As in the other WCL clinics, the DRLC emphasizes the importance of the student functioning in role as an attorney for the client(s). Students have primary responsibility for handling all aspects of the client’s case, from initial interview through meetings (such as IEP meetings in special education cases) and any contested hearing or trial (and, if necessary, appeal). Students also have the opportunity to interact with clients with a range of disabilities, and with their family members, and to explore the nature of the lawyer-client relationship with such clients. In addition, we will focus on the various ways in which society in general, and the legal system in particular, deals with people with disabilities. In both casework and in the seminar, students learn pre-litigation skills (interviewing, counseling, negotiation, development of case theory), litigation skills (direct examination, cross-examination, openings and closings), dealing with expert witnesses, and mediation skills.  Inevitably, as well, students confront ethical issues that arise in the practice of law, as clinics, including the DRLC, provide excellent sites for learning about, and reflecting upon, ethical issues that can be straightforward or complex.

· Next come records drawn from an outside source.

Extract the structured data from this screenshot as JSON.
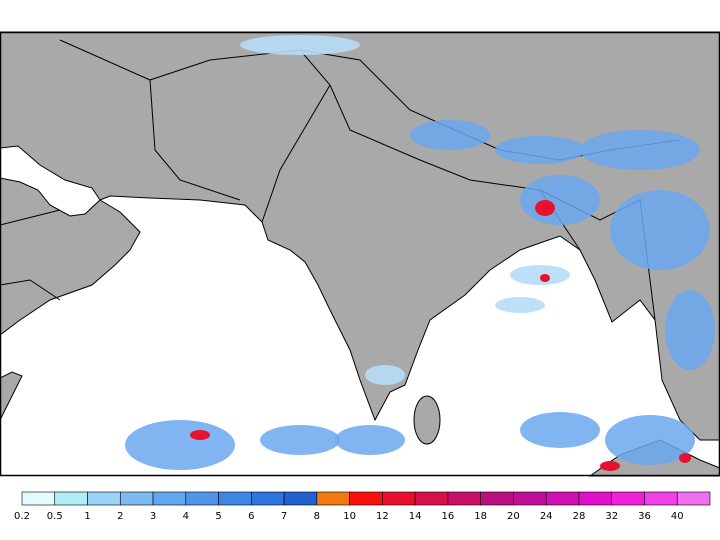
{
  "colorbar": {
    "ticks": [
      0.2,
      0.5,
      1,
      2,
      3,
      4,
      5,
      6,
      7,
      8,
      10,
      12,
      14,
      16,
      18,
      20,
      24,
      28,
      32,
      36,
      40
    ],
    "colors": [
      "#e0fcfc",
      "#aeeef4",
      "#9ad3f5",
      "#7ebaf2",
      "#62a6ee",
      "#4f96ea",
      "#3f86e4",
      "#2f74dc",
      "#2260cc",
      "#f07a10",
      "#f81010",
      "#e8102c",
      "#d8104a",
      "#c81068",
      "#b81080",
      "#c0109a",
      "#d010b0",
      "#e010c8",
      "#f020d8",
      "#f040e8",
      "#f070f0"
    ]
  }
}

Students receive a total of seven (7) credits per semester to cover the weekly clinic seminar, case rounds, and work on clinic cases. Evidence is a co-requisite for the DRLC—if not taken already, it must be taken during the summer preceding entry into clinic or, at the latest, in the fall semester in which one is enrolled in clinic. There is no pre-requisite for the DRLC, though Special Education Law (LAW-750, taught by adjunct professor Sy Dubow), Law and Disability (LAW-715, taught by Professor Dinerstein), Juvenile Law: Children’s Rights (LAW-638, taught by Professor Cannon), or Civil Rights and Remedies (LAW-933, taught by adjunct professor Mark Gross) may be helpful given their focus on various aspects of disability law.

This is an exciting time to have a clinic in disability rights. At the national level, statutes such as the Americans with Disabilities Act (amended in 2008), Section 504 of the Rehabilitation Act, and the Individuals with Disabilities Education Act have led to a burgeoning of the rights of people with disabilities (even as judicial interpretations of these and other laws have sometimes limited their intended scope) and heightened visibility of people with disabilities in all aspects of public life. Locally, a combination of federal court cases and local legislation has given people with disabilities additional rights. At the international level, regional bodies, such as the Inter-American Commission, are beginning to become more active in protecting the rights of people with disabilities, and the recently-adopted UN Convention on the Rights of Persons with Disabilities (adopted by the UN General Assembly on December 13, 2006; in effect as of May 3, 2008; signed by the US on July 30, 2009) offers exciting possibilities for future developments in disability advocacy from a human rights perspective. At the same time, people with disabilities continue to be subjected to societal discrimination, whether because of animus or thoughtlessness, and stigma that limits their opportunities for full participation in society.